Entropy and maximum entropy were introduced by Shannon in his classic book with Weaver [Shannon and Weaver 1949]; Shannon also characterized entropy as the unique function satisfying certain natural conditions. Jaynes [1957] was the first to argue that maximum entropy should be used as an inference procedure. That is, given a set C of constraints, an agent should act "as if" the probability is determined by the measure that maximizes entropy relative to C. This can be viewed as a combination of relative entropy together with the principle of indifference.

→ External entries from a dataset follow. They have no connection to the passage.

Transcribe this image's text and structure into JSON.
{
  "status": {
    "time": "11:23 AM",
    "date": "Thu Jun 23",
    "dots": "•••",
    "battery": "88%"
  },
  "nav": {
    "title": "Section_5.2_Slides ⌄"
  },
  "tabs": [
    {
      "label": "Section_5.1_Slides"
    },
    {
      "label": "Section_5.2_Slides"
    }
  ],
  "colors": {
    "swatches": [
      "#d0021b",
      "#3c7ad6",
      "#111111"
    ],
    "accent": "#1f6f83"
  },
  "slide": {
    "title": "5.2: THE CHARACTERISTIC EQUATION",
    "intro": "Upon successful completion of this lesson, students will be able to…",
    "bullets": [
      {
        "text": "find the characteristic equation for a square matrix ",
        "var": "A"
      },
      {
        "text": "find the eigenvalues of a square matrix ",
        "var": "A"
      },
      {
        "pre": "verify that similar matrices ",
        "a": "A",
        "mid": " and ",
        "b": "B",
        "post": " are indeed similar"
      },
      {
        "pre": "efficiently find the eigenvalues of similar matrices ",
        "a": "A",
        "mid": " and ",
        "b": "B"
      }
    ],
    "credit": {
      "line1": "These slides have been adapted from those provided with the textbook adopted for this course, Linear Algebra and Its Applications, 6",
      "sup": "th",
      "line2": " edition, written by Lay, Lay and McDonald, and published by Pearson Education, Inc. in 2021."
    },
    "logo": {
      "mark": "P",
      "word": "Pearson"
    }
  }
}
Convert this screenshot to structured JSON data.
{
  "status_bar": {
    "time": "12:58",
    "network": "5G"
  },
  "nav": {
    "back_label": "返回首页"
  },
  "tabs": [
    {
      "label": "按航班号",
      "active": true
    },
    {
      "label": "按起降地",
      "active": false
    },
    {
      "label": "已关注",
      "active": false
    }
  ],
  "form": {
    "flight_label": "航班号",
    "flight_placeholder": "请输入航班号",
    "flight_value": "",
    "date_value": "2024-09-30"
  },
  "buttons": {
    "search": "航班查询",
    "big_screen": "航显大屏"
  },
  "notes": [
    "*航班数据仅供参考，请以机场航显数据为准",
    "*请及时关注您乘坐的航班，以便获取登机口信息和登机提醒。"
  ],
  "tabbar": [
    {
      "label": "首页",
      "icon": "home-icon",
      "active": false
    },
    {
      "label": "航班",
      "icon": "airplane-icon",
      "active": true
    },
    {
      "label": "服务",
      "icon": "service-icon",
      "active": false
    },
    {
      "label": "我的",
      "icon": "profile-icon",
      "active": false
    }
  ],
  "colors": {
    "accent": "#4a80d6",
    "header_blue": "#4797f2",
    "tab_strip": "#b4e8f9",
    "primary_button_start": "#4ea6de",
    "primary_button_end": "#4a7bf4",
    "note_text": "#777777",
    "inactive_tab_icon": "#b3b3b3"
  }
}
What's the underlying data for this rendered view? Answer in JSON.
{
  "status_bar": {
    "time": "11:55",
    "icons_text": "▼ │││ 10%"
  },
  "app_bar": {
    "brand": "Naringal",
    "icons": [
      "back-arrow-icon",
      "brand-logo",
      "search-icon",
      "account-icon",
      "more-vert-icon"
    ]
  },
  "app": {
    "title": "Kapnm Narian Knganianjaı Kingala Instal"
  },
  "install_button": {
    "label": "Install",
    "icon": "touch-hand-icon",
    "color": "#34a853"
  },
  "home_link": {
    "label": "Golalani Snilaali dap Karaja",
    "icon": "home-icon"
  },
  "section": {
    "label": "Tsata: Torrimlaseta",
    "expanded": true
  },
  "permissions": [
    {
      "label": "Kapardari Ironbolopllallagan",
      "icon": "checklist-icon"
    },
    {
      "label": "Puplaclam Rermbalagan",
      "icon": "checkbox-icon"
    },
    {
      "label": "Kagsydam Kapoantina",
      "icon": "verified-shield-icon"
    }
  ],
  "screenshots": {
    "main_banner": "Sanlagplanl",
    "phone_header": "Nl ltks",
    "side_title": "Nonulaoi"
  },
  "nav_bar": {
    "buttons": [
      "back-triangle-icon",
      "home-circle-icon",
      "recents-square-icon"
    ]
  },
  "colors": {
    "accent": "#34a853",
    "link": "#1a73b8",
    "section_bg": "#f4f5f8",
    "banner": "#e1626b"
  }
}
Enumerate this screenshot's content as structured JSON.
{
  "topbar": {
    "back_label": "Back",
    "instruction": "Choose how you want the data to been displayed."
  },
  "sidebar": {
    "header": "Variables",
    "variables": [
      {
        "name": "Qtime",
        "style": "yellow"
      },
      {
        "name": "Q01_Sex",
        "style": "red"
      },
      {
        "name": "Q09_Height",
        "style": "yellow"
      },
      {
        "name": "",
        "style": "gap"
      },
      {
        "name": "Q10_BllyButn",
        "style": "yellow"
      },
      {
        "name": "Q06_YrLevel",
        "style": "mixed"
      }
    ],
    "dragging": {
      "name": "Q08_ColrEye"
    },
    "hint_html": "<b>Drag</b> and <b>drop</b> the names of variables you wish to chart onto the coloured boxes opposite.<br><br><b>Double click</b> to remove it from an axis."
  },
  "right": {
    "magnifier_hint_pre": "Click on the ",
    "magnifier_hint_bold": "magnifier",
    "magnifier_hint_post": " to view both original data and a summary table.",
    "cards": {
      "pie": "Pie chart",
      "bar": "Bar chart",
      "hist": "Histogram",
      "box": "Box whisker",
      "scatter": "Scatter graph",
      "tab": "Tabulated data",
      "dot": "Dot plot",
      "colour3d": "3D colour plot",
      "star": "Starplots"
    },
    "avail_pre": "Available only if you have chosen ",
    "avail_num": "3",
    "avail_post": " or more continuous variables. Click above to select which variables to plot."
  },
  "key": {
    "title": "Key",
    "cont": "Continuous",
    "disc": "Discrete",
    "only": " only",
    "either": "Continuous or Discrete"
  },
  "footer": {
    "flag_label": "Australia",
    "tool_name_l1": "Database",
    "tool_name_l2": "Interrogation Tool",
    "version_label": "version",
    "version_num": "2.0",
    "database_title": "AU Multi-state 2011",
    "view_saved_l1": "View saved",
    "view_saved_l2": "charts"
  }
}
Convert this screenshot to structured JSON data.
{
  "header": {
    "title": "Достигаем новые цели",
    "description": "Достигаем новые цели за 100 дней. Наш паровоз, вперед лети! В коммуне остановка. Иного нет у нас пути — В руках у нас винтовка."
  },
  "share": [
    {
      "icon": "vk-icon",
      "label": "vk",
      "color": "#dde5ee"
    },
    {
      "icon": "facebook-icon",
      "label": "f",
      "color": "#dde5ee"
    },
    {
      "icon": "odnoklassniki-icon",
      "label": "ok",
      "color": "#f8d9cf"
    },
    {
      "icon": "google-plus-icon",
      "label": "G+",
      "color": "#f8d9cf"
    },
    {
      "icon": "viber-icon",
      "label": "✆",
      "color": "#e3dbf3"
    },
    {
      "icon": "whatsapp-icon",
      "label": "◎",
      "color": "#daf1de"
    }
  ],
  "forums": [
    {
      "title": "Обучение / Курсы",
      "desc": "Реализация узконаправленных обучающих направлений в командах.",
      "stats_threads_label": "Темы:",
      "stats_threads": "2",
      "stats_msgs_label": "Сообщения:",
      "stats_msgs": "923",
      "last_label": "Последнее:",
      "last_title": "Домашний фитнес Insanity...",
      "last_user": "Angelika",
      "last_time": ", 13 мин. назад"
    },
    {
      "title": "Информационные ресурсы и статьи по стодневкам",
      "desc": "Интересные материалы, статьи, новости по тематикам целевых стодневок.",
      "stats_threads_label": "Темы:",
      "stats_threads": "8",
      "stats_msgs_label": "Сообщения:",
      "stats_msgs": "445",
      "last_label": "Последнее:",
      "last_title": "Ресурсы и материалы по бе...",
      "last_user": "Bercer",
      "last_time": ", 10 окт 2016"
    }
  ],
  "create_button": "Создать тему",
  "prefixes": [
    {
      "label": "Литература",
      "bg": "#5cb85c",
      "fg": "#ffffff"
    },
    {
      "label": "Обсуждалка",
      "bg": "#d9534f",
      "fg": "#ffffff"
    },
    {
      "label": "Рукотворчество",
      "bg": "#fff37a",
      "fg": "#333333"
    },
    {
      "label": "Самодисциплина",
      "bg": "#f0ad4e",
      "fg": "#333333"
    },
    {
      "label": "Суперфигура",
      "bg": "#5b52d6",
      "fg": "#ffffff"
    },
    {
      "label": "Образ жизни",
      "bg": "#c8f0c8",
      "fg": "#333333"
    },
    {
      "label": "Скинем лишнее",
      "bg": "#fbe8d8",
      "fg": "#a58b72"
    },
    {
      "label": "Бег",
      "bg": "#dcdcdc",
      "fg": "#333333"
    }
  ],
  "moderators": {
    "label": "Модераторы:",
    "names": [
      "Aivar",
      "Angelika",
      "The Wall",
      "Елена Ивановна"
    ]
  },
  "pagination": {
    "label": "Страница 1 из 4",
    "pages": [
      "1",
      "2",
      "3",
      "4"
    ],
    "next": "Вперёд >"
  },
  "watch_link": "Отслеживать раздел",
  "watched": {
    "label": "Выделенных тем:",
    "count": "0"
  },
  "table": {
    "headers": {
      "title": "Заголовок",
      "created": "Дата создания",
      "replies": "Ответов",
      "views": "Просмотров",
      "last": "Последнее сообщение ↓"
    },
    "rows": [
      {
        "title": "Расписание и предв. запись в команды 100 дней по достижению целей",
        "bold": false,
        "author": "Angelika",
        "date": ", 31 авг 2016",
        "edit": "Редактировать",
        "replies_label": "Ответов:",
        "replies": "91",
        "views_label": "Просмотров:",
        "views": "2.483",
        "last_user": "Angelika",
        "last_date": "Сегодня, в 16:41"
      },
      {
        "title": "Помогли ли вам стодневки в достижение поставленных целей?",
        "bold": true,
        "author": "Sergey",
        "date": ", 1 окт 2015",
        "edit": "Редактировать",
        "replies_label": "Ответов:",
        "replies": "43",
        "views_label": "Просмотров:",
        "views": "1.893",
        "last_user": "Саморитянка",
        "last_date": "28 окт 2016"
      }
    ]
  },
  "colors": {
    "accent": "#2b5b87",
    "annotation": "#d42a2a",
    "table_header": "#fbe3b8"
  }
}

See Chapter 11 for more on maximum entropy and the principle of indifference.

Relative entropy was introduced by Kullback and Leibler [1951]. An axiomatic defense of maximum entropy and relative entropy was given by Shore and Johnson [1980]; a recent detailed discussion of the reasonableness of this defense is given by Uffink [1995]. See [Cover and Thomas 1991] for a good introduction to the topic.

Maximum entropy and relative entropy are widely used in many applications today, ranging from speech recognition [Jelinek 1997] to modeling queuing behavior [Kouvatsos 1994]. Analogues of maximum entropy were proposed for belief functions by Yager [1983] and for possibility measures by Klir and his colleagues [Hagashi and Klir 1983; Klir and Mariano 1987]. An example of the counterintuitive behavior of relative entropy is given by van Fraassen's Judy Benjamin problem [1981]; see [Grove and Halpern 1997; Gr nwald and Halpern 2002] for further discussion of this problem.

The lexicographic probability spaces discussed in Exercises 3.50 and 3.51 were introduced by Blume, Brandenburger, and Dekel [1991a; 1991b], who showed that they could be used to model a weaker version of Savage's [1954] postulates of rationality, discussed in the notes to Chapter 2. A number of papers have discussed the connection among conditional probability spaces, nonstandard probability measures, and sequences of probability measures [Halpern 2001b; Hammond 1994; R nyi 1956; van Fraassen 1976; McGee 1994].